Does protection from caste discrimination exist under the Equality Act 2010? A recent claim has shed an interesting light on how discrimination is interpreted under the existing law.
The claim, brought by Mr and Mrs Begraj against the law firm that employed them both, is the first to cite caste discrimination in a UK employment tribunal and has been described as “ludicrous” by the respondent law firm Heer Manak. The couple, who are of Indian descent, are members of different castes and claim that they were treated unfavourably by their employer for entering into an inter-caste marriage.
Mr Begraj is a member of the Dalit caste, also known as “untouchables”, while Mrs Begraj is a member of the higher Jat caste. Mrs Begraj, a former solicitor at the firm, claimed that she was actively discouraged by her employers from marrying Mr Begraj and believes she was treated differently as a result. Mr Begraj was ultimately fired and Mrs Begraj resigned shortly afterwards. Heer Manak maintains that the claim is just a smokescreen to cover the failings of the individual claimants.
The existing legislation
The issue arising from this case is whether or not or not prohibition of caste discrimination exists within the wording of the existing legislation. Caste discrimination is not expressly covered by the Act but the Government clearly envisaged such a scenario arising and expressly gave itself the power to add caste to the definition of race if required. Despite reports recommending that the Government amend the Act to include caste, it has so far not done so. Therefore, the tribunal will need to decide how widely it can interpret the existing law.
The issue for the tribunal is where, if anywhere, does caste fit within the existing definitions of discrimination. It is too simplistic to classify caste alongside religious belief or as an extension of ethnic background. Traditional caste membership is much deeper, including social, political and class standing.
Can the Equality Act be interpreted to cover caste?
Interpreting the Act to include caste discrimination under the protected characteristic of race, through ethnic or national background, is more likely than under religious belief, as caste involves common characteristics that are inherited and cannot be changed. The danger is that widely interpreting racial discrimination within the context of ethnic or national background will stretch the boundary of the Act beyond what was intended. The tribunal needs to decide whether or not, by widely interpreting the law, it is potentially opening a can of worms that will lead to more claims based on characteristics that go further than ethnic and national background.
The overriding consideration of the Government in implementing the Equality Act is to prevent discrimination. Logic dictates that if an obvious case of discrimination exists based on a person’s caste, the legislation should be interpreted as having been intended to include caste. This is the position of the Equality and Human Rights Commission, which argued against including an express prohibition of caste discrimination in the Equality Act on the grounds that protection was already provided under the existing provisions. However, the fact that caste was deliberately excluded from the definition of race in the first publication of the Act suggests that the Government is still unsure whether or not caste discrimination should be covered under current legislation.
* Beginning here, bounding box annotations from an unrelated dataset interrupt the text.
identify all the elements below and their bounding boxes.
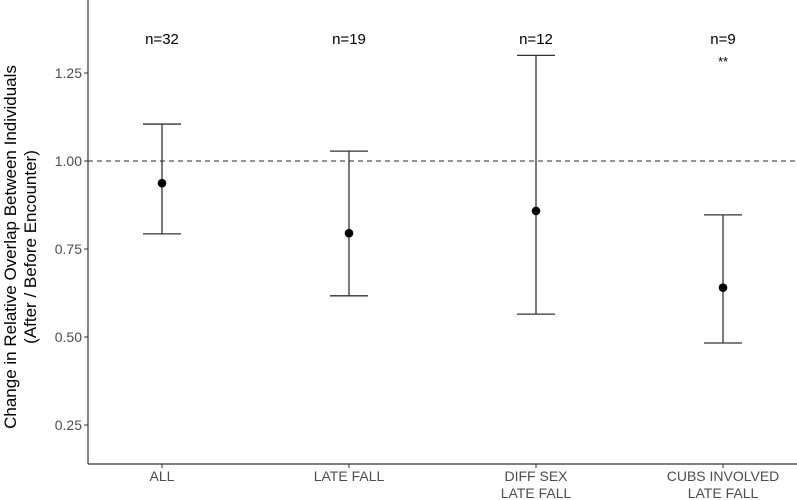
y-axis-ticks: 0.25 0.50 0.75 1.00 1.25 xyxy=(55,65,88,433)
sample-size-label: n=19 xyxy=(332,31,366,48)
sample-size-label: n=32 xyxy=(145,31,179,48)
sample-size-label: n=12 xyxy=(519,31,553,48)
y-tick-label: 0.75 xyxy=(55,241,82,257)
errorbar-group: n=9 ** xyxy=(704,31,742,344)
errorbar-group: n=19 xyxy=(330,31,368,297)
point-estimate xyxy=(157,178,167,188)
y-tick-label: 1.00 xyxy=(55,153,82,169)
y-tick-label: 1.25 xyxy=(55,65,82,81)
x-category-label: LATE FALL xyxy=(688,485,759,500)
x-category-label: DIFF SEX xyxy=(504,468,568,484)
x-category-label: LATE FALL xyxy=(314,468,385,484)
y-tick-label: 0.50 xyxy=(55,329,82,345)
y-tick-label: 0.25 xyxy=(55,417,82,433)
y-axis-title: Change in Relative Overlap Between Indiv… xyxy=(1,65,20,429)
sample-size-label: n=9 xyxy=(710,31,735,48)
x-category-label: CUBS INVOLVED xyxy=(667,468,780,484)
significance-marker: ** xyxy=(718,54,728,69)
point-estimate xyxy=(344,228,354,238)
errorbar-series: n=32 n=19 n=12 n=9 ** xyxy=(143,31,742,344)
x-category-label: LATE FALL xyxy=(501,485,572,500)
point-estimate xyxy=(718,283,728,293)
errorbar-group: n=12 xyxy=(517,31,555,315)
errorbar-group: n=32 xyxy=(143,31,181,235)
y-axis-title-line2: (After / Before Encounter) xyxy=(21,150,40,344)
point-estimate xyxy=(531,206,541,216)
x-category-label: ALL xyxy=(150,468,175,484)
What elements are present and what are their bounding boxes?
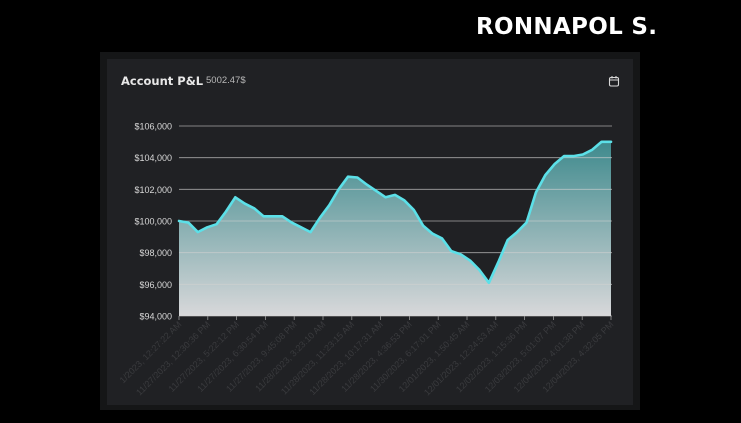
y-tick-label: $100,000 [134, 217, 172, 227]
y-tick-label: $104,000 [134, 153, 172, 163]
card-value: 5002.47$ [206, 75, 246, 86]
y-tick-label: $98,000 [139, 248, 172, 258]
y-tick-label: $94,000 [139, 312, 172, 322]
card-title: Account P&L [121, 74, 204, 88]
series-line [177, 140, 613, 285]
y-tick-label: $102,000 [134, 185, 172, 195]
y-tick-label: $96,000 [139, 280, 172, 290]
area-fill [179, 141, 611, 316]
calendar-icon[interactable] [608, 75, 620, 87]
y-tick-label: $106,000 [134, 122, 172, 132]
brand-name: RONNAPOL S. [476, 14, 658, 40]
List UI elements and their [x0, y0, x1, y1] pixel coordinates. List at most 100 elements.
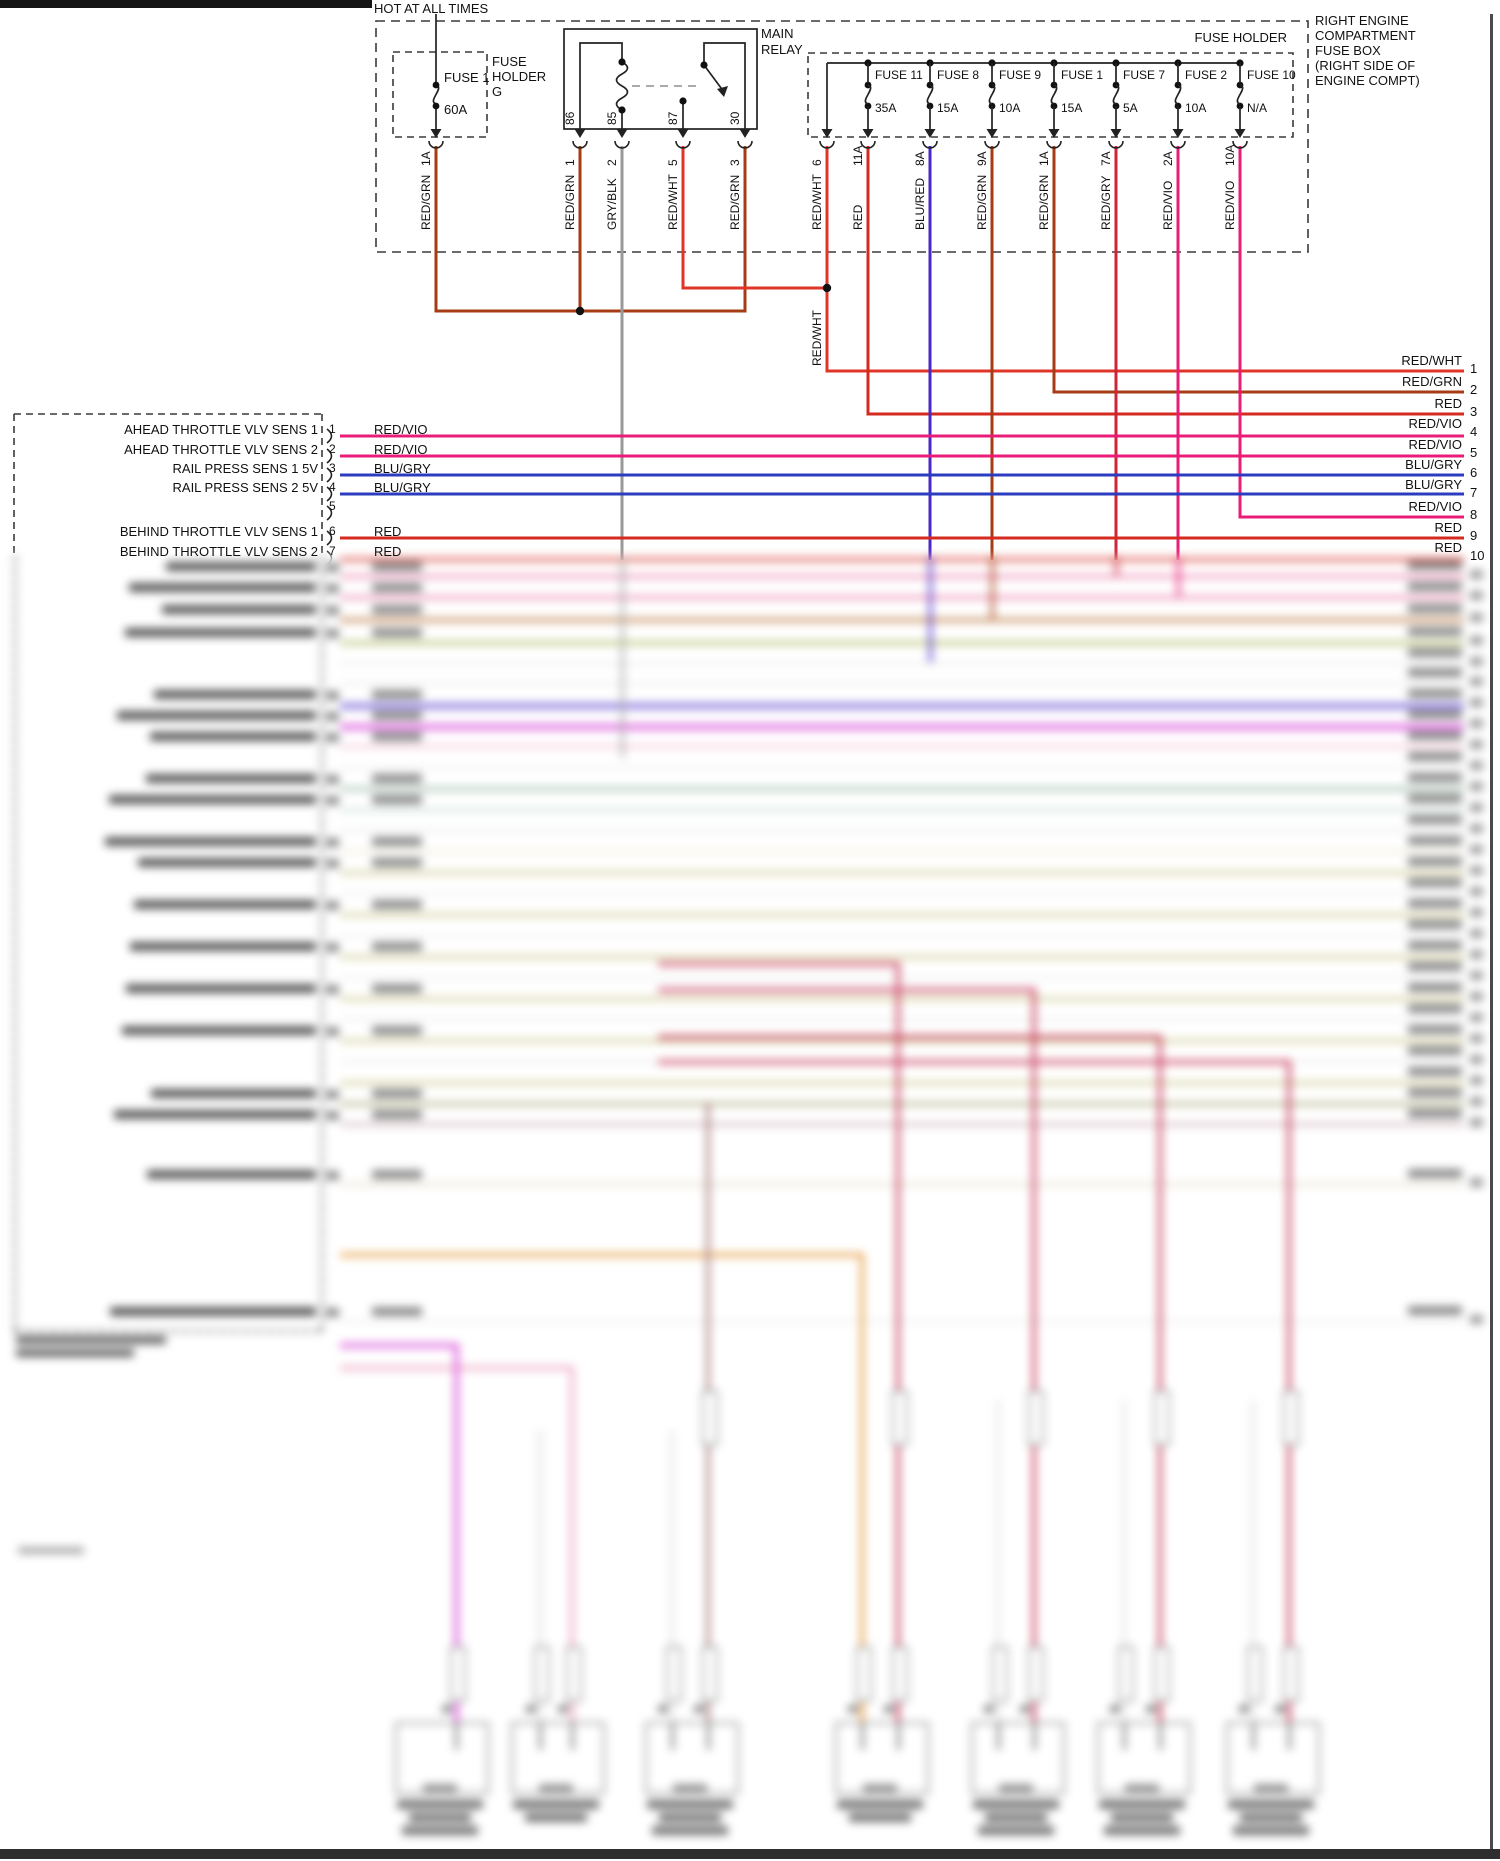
- fuse-rating: N/A: [1247, 101, 1268, 115]
- blurred-shape: [340, 682, 1464, 685]
- fuse-rating: 10A: [1185, 101, 1207, 115]
- blurred-shape: [860, 1724, 864, 1750]
- blurred-shape: [1470, 761, 1483, 770]
- blurred-shape: [134, 900, 316, 909]
- fuse-holder-g-label-3: G: [492, 84, 503, 99]
- blurred-shape: [525, 1813, 587, 1822]
- blurred-shape: [837, 1800, 923, 1809]
- blurred-shape: [16, 1336, 166, 1344]
- blurred-shape: [1176, 556, 1180, 596]
- blurred-shape: [1470, 636, 1483, 645]
- blurred-shape: [996, 1724, 1000, 1750]
- blurred-shape: [620, 556, 624, 758]
- wire-color-label: RED/VIO: [1161, 180, 1175, 230]
- blurred-shape: [1254, 1784, 1288, 1792]
- blurred-shape: [147, 1170, 316, 1179]
- ecm-pin-number: 4: [329, 480, 336, 494]
- row-color-label: RED/GRN: [1402, 374, 1462, 389]
- blurred-connector: [702, 1646, 718, 1702]
- blurred-connector: [892, 1646, 908, 1702]
- wire-pin-label: 1A: [1037, 151, 1051, 166]
- blurred-shape: [340, 976, 1464, 979]
- fuse-rating: 5A: [1123, 101, 1138, 115]
- bottom-edge-bar: [0, 1849, 1500, 1859]
- wires: [340, 146, 1464, 560]
- blurred-shape: [1470, 1034, 1483, 1043]
- blurred-shape: [340, 1081, 1464, 1085]
- blurred-shape: [658, 1705, 668, 1713]
- blurred-shape: [1251, 1400, 1255, 1722]
- blurred-connector: [971, 1722, 1065, 1794]
- blurred-shape: [896, 962, 900, 1722]
- blurred-connector: [702, 1390, 718, 1446]
- row-color-label: RED/WHT: [1401, 353, 1462, 368]
- blurred-connector: [534, 1646, 550, 1702]
- blurred-connector: [1283, 1390, 1299, 1446]
- blurred-shape: [372, 732, 422, 741]
- blurred-dash: [14, 556, 16, 1330]
- blurred-shape: [1275, 1705, 1285, 1713]
- fuse-name: FUSE 11: [875, 68, 923, 82]
- blurred-shape: [326, 1308, 339, 1317]
- row-number: 4: [1470, 424, 1478, 439]
- blurred-connector: [566, 1646, 582, 1702]
- blurred-shape: [326, 691, 339, 700]
- blurred-shape: [326, 712, 339, 721]
- ecm-wire-color: RED/VIO: [374, 442, 428, 457]
- blurred-shape: [670, 1430, 674, 1722]
- junction-dots: [432, 58, 1244, 316]
- right-border-line: [1490, 14, 1493, 1854]
- blurred-connector: [835, 1722, 929, 1794]
- blurred-shape: [340, 766, 1464, 769]
- blurred-shape: [1110, 1705, 1120, 1713]
- blurred-shape: [1408, 815, 1462, 824]
- blurred-shape: [1470, 866, 1483, 875]
- blurred-shape: [1470, 1097, 1483, 1106]
- row-color-label: RED/VIO: [1408, 437, 1462, 452]
- dashed-boxes: [13, 20, 1309, 556]
- blurred-shape: [340, 934, 1464, 937]
- blurred-dash: [321, 556, 323, 1330]
- wire-pin-label: 5: [666, 159, 680, 166]
- blurred-shape: [1239, 1705, 1249, 1713]
- blurred-shape: [340, 955, 1464, 959]
- blurred-shape: [125, 628, 316, 637]
- blurred-shape: [372, 858, 422, 867]
- blurred-shape: [326, 1090, 339, 1099]
- blurred-shape: [1470, 657, 1483, 666]
- blurred-shape: [126, 984, 316, 993]
- fuse-box-note-line: RIGHT ENGINE: [1315, 13, 1409, 28]
- wire-color-label: RED/GRN: [563, 174, 577, 230]
- blurred-shape: [372, 774, 422, 783]
- wire-pin-label: 6: [810, 159, 824, 166]
- blurred-shape: [539, 1784, 573, 1792]
- blurred-shape: [326, 859, 339, 868]
- blurred-shape: [340, 745, 1464, 748]
- blurred-shape: [162, 605, 316, 614]
- blurred-shape: [151, 1089, 316, 1098]
- blurred-connector: [1028, 1390, 1044, 1446]
- fuse-name: FUSE 1: [1061, 68, 1104, 82]
- fuse-holder-label: FUSE HOLDER: [1194, 30, 1287, 45]
- fuse-name: FUSE 9: [999, 68, 1042, 82]
- blurred-section: [0, 556, 1500, 1861]
- blurred-shape: [1470, 845, 1483, 854]
- blurred-shape: [114, 1110, 316, 1119]
- blurred-shape: [1146, 1705, 1156, 1713]
- blurred-shape: [340, 1102, 1464, 1106]
- blurred-shape: [146, 774, 316, 783]
- blurred-shape: [1228, 1800, 1314, 1809]
- blurred-connector: [1247, 1646, 1263, 1702]
- blurred-shape: [150, 732, 316, 741]
- ecm-pin-label: BEHIND THROTTLE VLV SENS 1: [119, 524, 318, 539]
- row-number: 3: [1470, 404, 1478, 419]
- blurred-shape: [340, 829, 1464, 832]
- blurred-shape: [340, 808, 1464, 812]
- blurred-shape: [340, 641, 1464, 645]
- blurred-shape: [673, 1784, 707, 1792]
- blurred-shape: [1408, 794, 1462, 803]
- blurred-shape: [1408, 561, 1462, 570]
- wire-color-label: RED/WHT: [666, 174, 680, 230]
- blurred-connector: [645, 1722, 739, 1794]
Or should the Act be amended?
Is legislation needed to plug this potential gap? If caste discrimination is inserted into the Equality Act, it potentially opens up a grey area as to what constitutes caste and whether or not social status in a wider sense would also be caught. The case is scheduled to resume in March 2012, by which time the Government may have reached a decision to include caste in the express definition of race. However, any such amendment will not apply retrospectively, so in this matter, the tribunal must decide whether or not caste discrimination is covered by the existing law. Despite the possibility that it may be interpreted as discrimination based on ethnic background, the possible wider implication of this suggests that this was not the Government’s original intention.